No hay ley que frene a los taladores, no hay noche que bata a los Atilas que contemplan a la Ciudad como un enorme estacionamiento donde los humores del agio son predominantes.
Y lo más grave del asunto es que no existe un levantamiento fotográfico que dé fe de esta destrucción por los siglos de los siglos, Amén.
El generoso sillar, las casa de altos techos, los portones de madera y hierro son sustituidos por horripilantes herrerías de un neobarroco locuaz para ignorantes y teóricos emergentes.
La Ciudad se tapiza de ventanales de mal gusto, puertas Drakulescas, de fachadas de espanto entre lo chino y lo californiano para principiantes a clases medias semiocultas.

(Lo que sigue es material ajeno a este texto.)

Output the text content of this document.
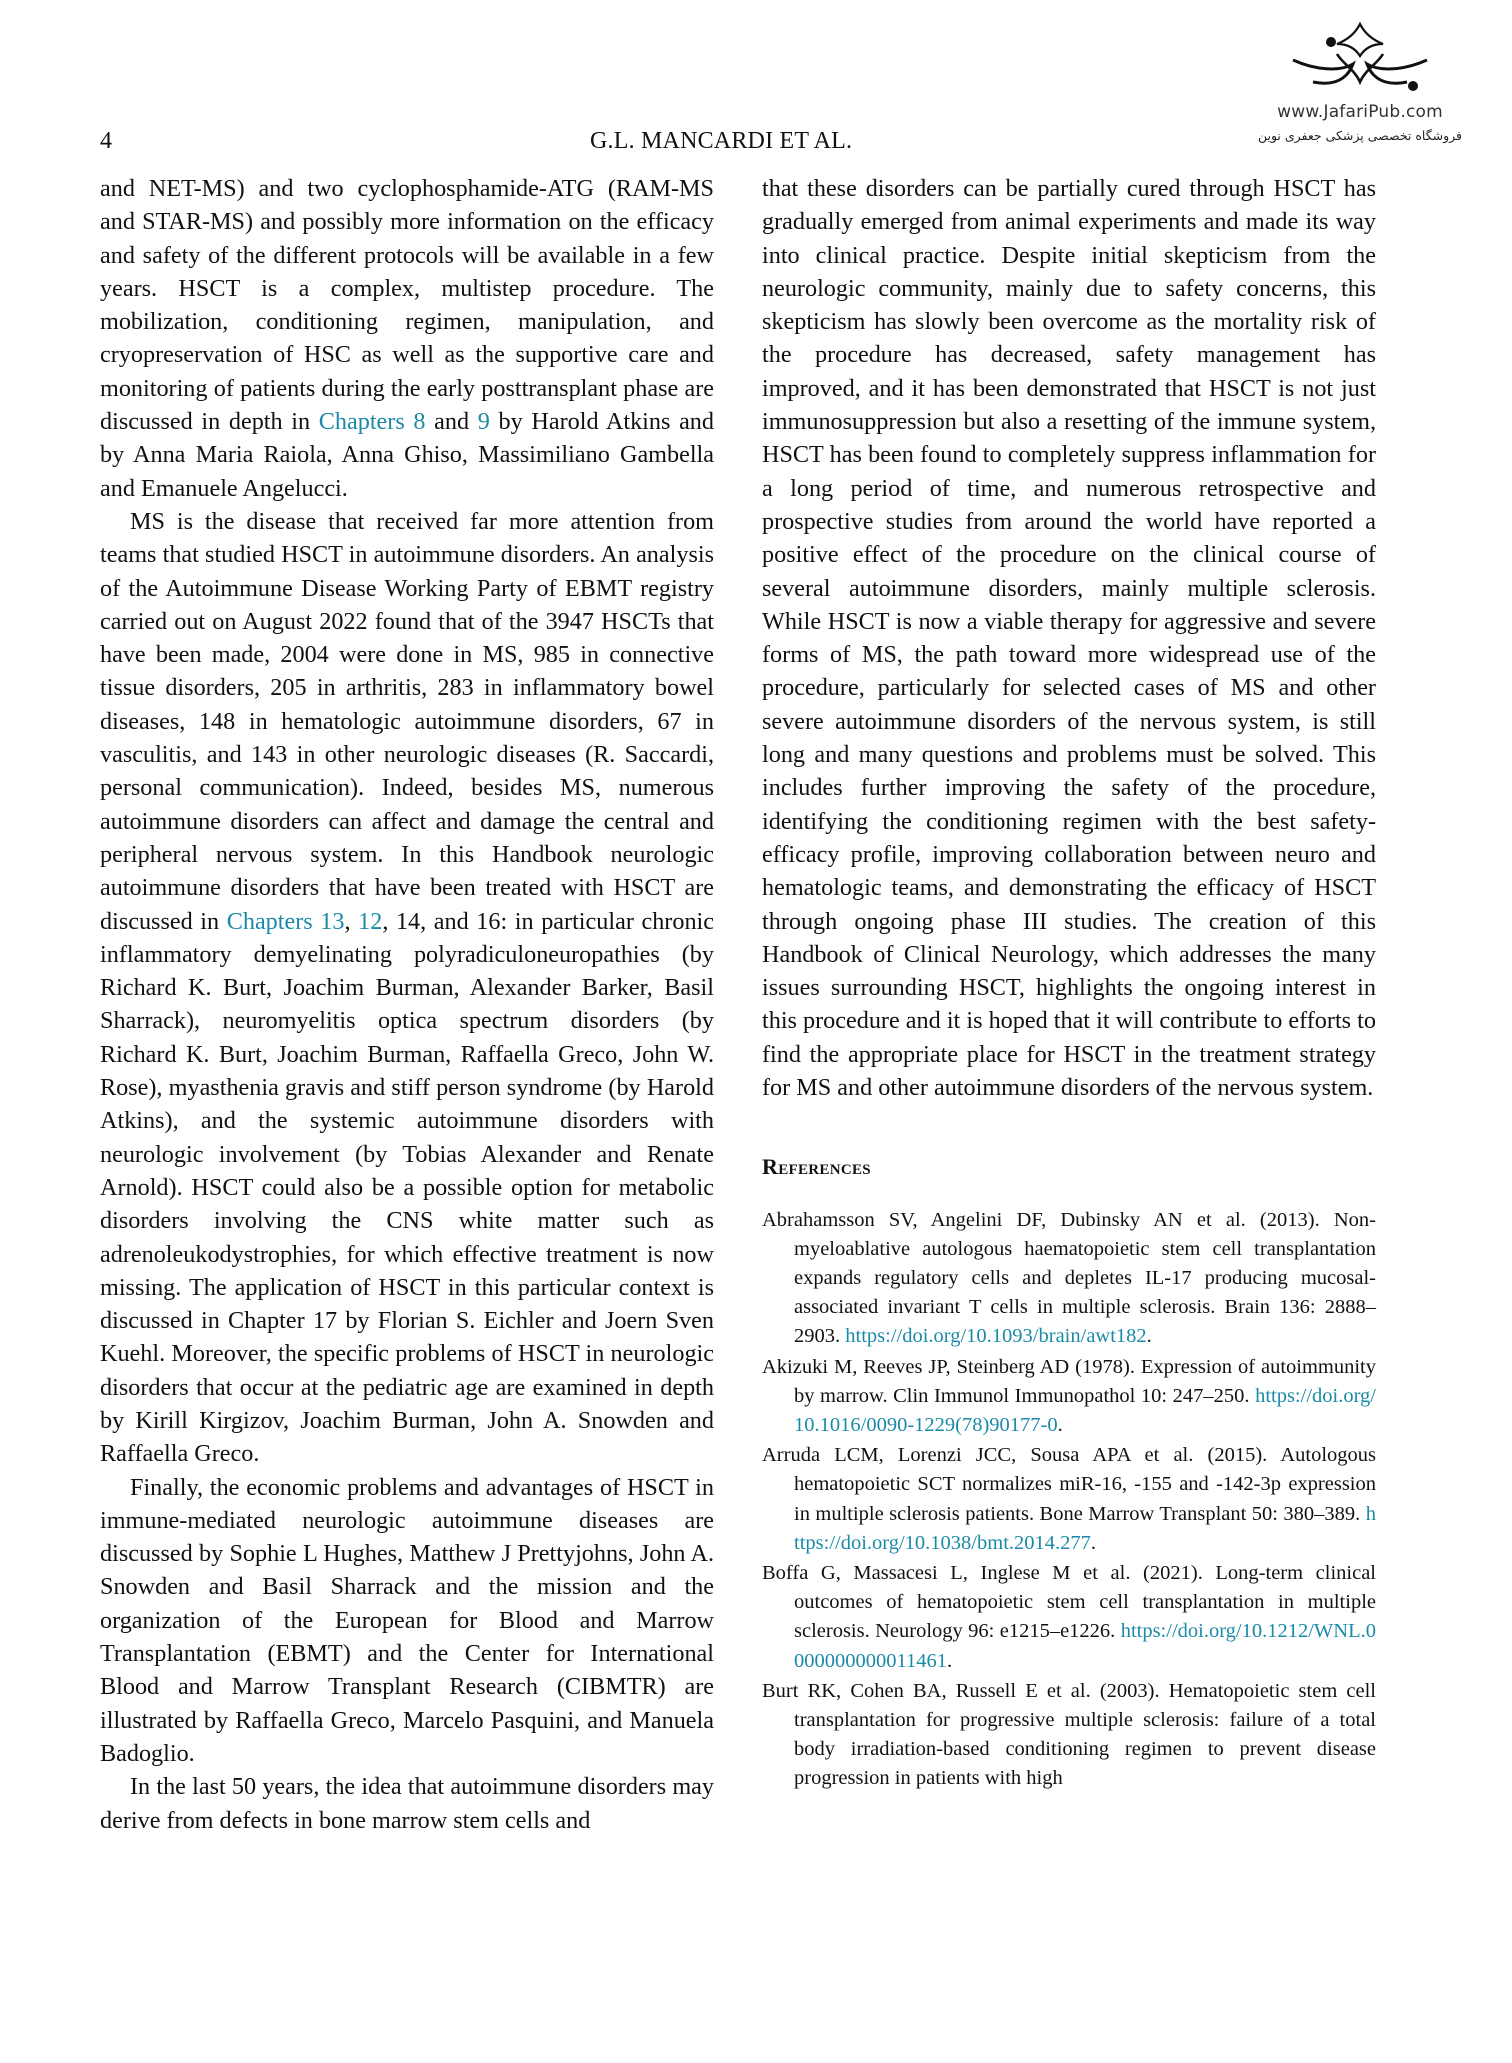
www.JafariPub.com
فروشگاه تخصصی پزشکی جعفری نوین
4	G.L. MANCARDI ET AL.

and NET-MS) and two cyclophosphamide-ATG (RAM-MS and STAR-MS) and possibly more information on the efficacy and safety of the different protocols will be available in a few years. HSCT is a complex, multistep procedure. The mobilization, conditioning regimen, manipulation, and cryopreservation of HSC as well as the supportive care and monitoring of patients during the early posttransplant phase are discussed in depth in Chapters 8 and 9 by Harold Atkins and by Anna Maria Raiola, Anna Ghiso, Massimiliano Gambella and Emanuele Angelucci.

MS is the disease that received far more attention from teams that studied HSCT in autoimmune disorders. An analysis of the Autoimmune Disease Working Party of EBMT registry carried out on August 2022 found that of the 3947 HSCTs that have been made, 2004 were done in MS, 985 in connective tissue disorders, 205 in arthritis, 283 in inflammatory bowel diseases, 148 in hematologic autoimmune disorders, 67 in vasculitis, and 143 in other neurologic diseases (R. Saccardi, personal communication). Indeed, besides MS, numerous autoimmune disorders can affect and damage the central and peripheral nervous system. In this Handbook neurologic autoimmune disorders that have been treated with HSCT are discussed in Chapters 13, 12, 14, and 16: in particular chronic inflammatory demyelinating polyradiculoneuropathies (by Richard K. Burt, Joachim Burman, Alexander Barker, Basil Sharrack), neuromyelitis optica spectrum disorders (by Richard K. Burt, Joachim Burman, Raffaella Greco, John W. Rose), myasthenia gravis and stiff person syndrome (by Harold Atkins), and the systemic autoimmune disorders with neurologic involvement (by Tobias Alexander and Renate Arnold). HSCT could also be a possible option for metabolic disorders involving the CNS white matter such as adrenoleukodystrophies, for which effective treatment is now missing. The application of HSCT in this particular context is discussed in Chapter 17 by Florian S. Eichler and Joern Sven Kuehl. Moreover, the specific problems of HSCT in neurologic disorders that occur at the pediatric age are examined in depth by Kirill Kirgizov, Joachim Burman, John A. Snowden and Raffaella Greco.

Finally, the economic problems and advantages of HSCT in immune-mediated neurologic autoimmune diseases are discussed by Sophie L Hughes, Matthew J Prettyjohns, John A. Snowden and Basil Sharrack and the mission and the organization of the European for Blood and Marrow Transplantation (EBMT) and the Center for International Blood and Marrow Transplant Research (CIBMTR) are illustrated by Raffaella Greco, Marcelo Pasquini, and Manuela Badoglio.

In the last 50 years, the idea that autoimmune disorders may derive from defects in bone marrow stem cells and

that these disorders can be partially cured through HSCT has gradually emerged from animal experiments and made its way into clinical practice. Despite initial skepticism from the neurologic community, mainly due to safety concerns, this skepticism has slowly been overcome as the mortality risk of the procedure has decreased, safety management has improved, and it has been demonstrated that HSCT is not just immunosuppression but also a resetting of the immune system, HSCT has been found to completely suppress inflammation for a long period of time, and numerous retrospective and prospective studies from around the world have reported a positive effect of the procedure on the clinical course of several autoimmune disorders, mainly multiple sclerosis. While HSCT is now a viable therapy for aggressive and severe forms of MS, the path toward more widespread use of the procedure, particularly for selected cases of MS and other severe autoimmune disorders of the nervous system, is still long and many questions and problems must be solved. This includes further improving the safety of the procedure, identifying the conditioning regimen with the best safety-efficacy profile, improving collaboration between neuro and hematologic teams, and demonstrating the efficacy of HSCT through ongoing phase III studies. The creation of this Handbook of Clinical Neurology, which addresses the many issues surrounding HSCT, highlights the ongoing interest in this procedure and it is hoped that it will contribute to efforts to find the appropriate place for HSCT in the treatment strategy for MS and other autoimmune disorders of the nervous system.

References
Abrahamsson SV, Angelini DF, Dubinsky AN et al. (2013). Non-myeloablative autologous haematopoietic stem cell transplantation expands regulatory cells and depletes IL-17 producing mucosal-associated invariant T cells in multiple sclerosis. Brain 136: 2888–2903. https://doi.org/10.1093/brain/awt182.
Akizuki M, Reeves JP, Steinberg AD (1978). Expression of autoimmunity by marrow. Clin Immunol Immunopathol 10: 247–250. https://doi.org/10.1016/0090-1229(78)90177-0.
Arruda LCM, Lorenzi JCC, Sousa APA et al. (2015). Autologous hematopoietic SCT normalizes miR-16, -155 and -142-3p expression in multiple sclerosis patients. Bone Marrow Transplant 50: 380–389. https://doi.org/10.1038/bmt.2014.277.
Boffa G, Massacesi L, Inglese M et al. (2021). Long-term clinical outcomes of hematopoietic stem cell transplantation in multiple sclerosis. Neurology 96: e1215–e1226. https://doi.org/10.1212/WNL.0000000000011461.
Burt RK, Cohen BA, Russell E et al. (2003). Hematopoietic stem cell transplantation for progressive multiple sclerosis: failure of a total body irradiation-based conditioning regimen to prevent disease progression in patients with high
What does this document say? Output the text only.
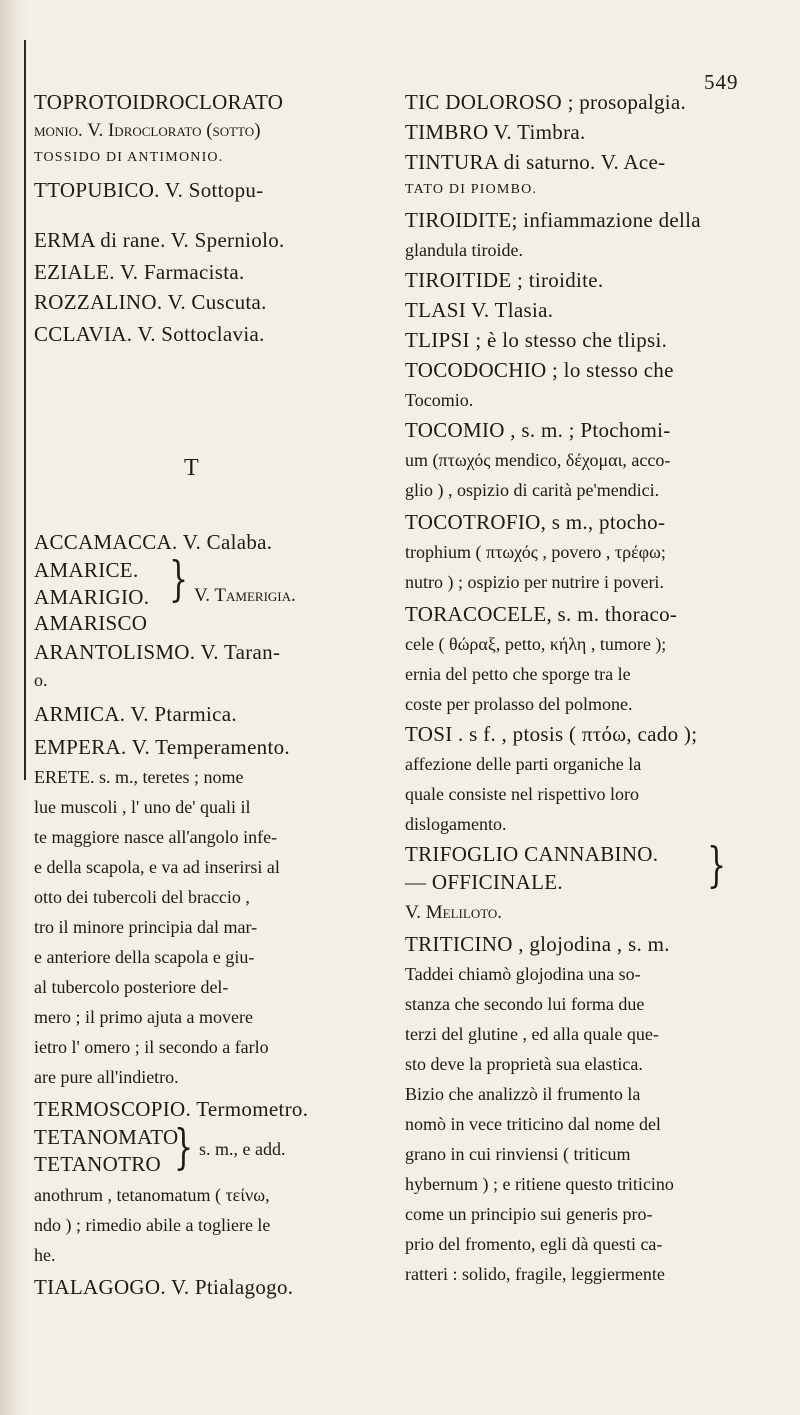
549
T
} V. Tamerigia.
} s. m., e add.
TOPROTOIDROCLORATO
monio. V. Idroclorato (sotto)
TOSSIDO DI ANTIMONIO.
TTOPUBICO. V. Sottopu-
ERMA di rane. V. Sperniolo.
EZIALE. V. Farmacista.
ROZZALINO. V. Cuscuta.
CCLAVIA. V. Sottoclavia.
ACCAMACCA. V. Calaba.
AMARICE.
AMARIGIO.
AMARISCO
ARANTOLISMO. V. Taran-
o.
ARMICA. V. Ptarmica.
EMPERA. V. Temperamento.
ERETE. s. m., teretes ; nome
lue muscoli , l' uno de' quali il
te maggiore nasce all'angolo infe-
e della scapola, e va ad inserirsi al
otto dei tubercoli del braccio ,
tro il minore principia dal mar-
e anteriore della scapola e giu-
al tubercolo posteriore del-
mero ; il primo ajuta a movere
ietro l' omero ; il secondo a farlo
are pure all'indietro.
TERMOSCOPIO. Termometro.
TETANOMATO
TETANOTRO
anothrum , tetanomatum ( τείνω,
ndo ) ; rimedio abile a togliere le
he.
TIALAGOGO. V. Ptialagogo.
}
TIC DOLOROSO ; prosopalgia.
TIMBRO V. Timbra.
TINTURA di saturno. V. Ace-
TATO DI PIOMBO.
TIROIDITE; infiammazione della
glandula tiroide.
TIROITIDE ; tiroidite.
TLASI V. Tlasia.
TLIPSI ; è lo stesso che tlipsi.
TOCODOCHIO ; lo stesso che
Tocomio.
TOCOMIO , s. m. ; Ptochomi-
um (πτωχός mendico, δέχομαι, acco-
glio ) , ospizio di carità pe'mendici.
TOCOTROFIO, s m., ptocho-
trophium ( πτωχός , povero , τρέφω;
nutro ) ; ospizio per nutrire i poveri.
TORACOCELE, s. m. thoraco-
cele ( θώραξ, petto, κήλη , tumore );
ernia del petto che sporge tra le
coste per prolasso del polmone.
TOSI . s f. , ptosis ( πτόω, cado );
affezione delle parti organiche la
quale consiste nel rispettivo loro
dislogamento.
TRIFOGLIO CANNABINO.
— OFFICINALE.
V. Meliloto.
TRITICINO , glojodina , s. m.
Taddei chiamò glojodina una so-
stanza che secondo lui forma due
terzi del glutine , ed alla quale que-
sto deve la proprietà sua elastica.
Bizio che analizzò il frumento la
nomò in vece triticino dal nome del
grano in cui rinviensi ( triticum
hybernum ) ; e ritiene questo triticino
come un principio sui generis pro-
prio del fromento, egli dà questi ca-
ratteri : solido, fragile, leggiermente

No existe un legado que consigne, no hay ley que se cumpla sobre los edificios civiles.
No hay una historia de las minas de sillar y piedra que documente nuestra modesta historia arquitectónica.
El factor inteligente para los usureros de los terrenos y edificios que bocetan a la Ciudad de ayer es el negocio.
Negocio del estacionamientos, negocio de la plusvalía del terreno, negocio del ocio para quienes no valoran y no sienten a la Ciudad.
Si estos victorenses victorianos vivieran en Roma ya hubieran talado el Coliseo y se vivieran en París ya se hubieran pasado por El Arco del Triunfo, la falta de güevos de una Ley de Monumentos.
Nota: Un saludo para Hipólito López, asiduo lector de esta columna.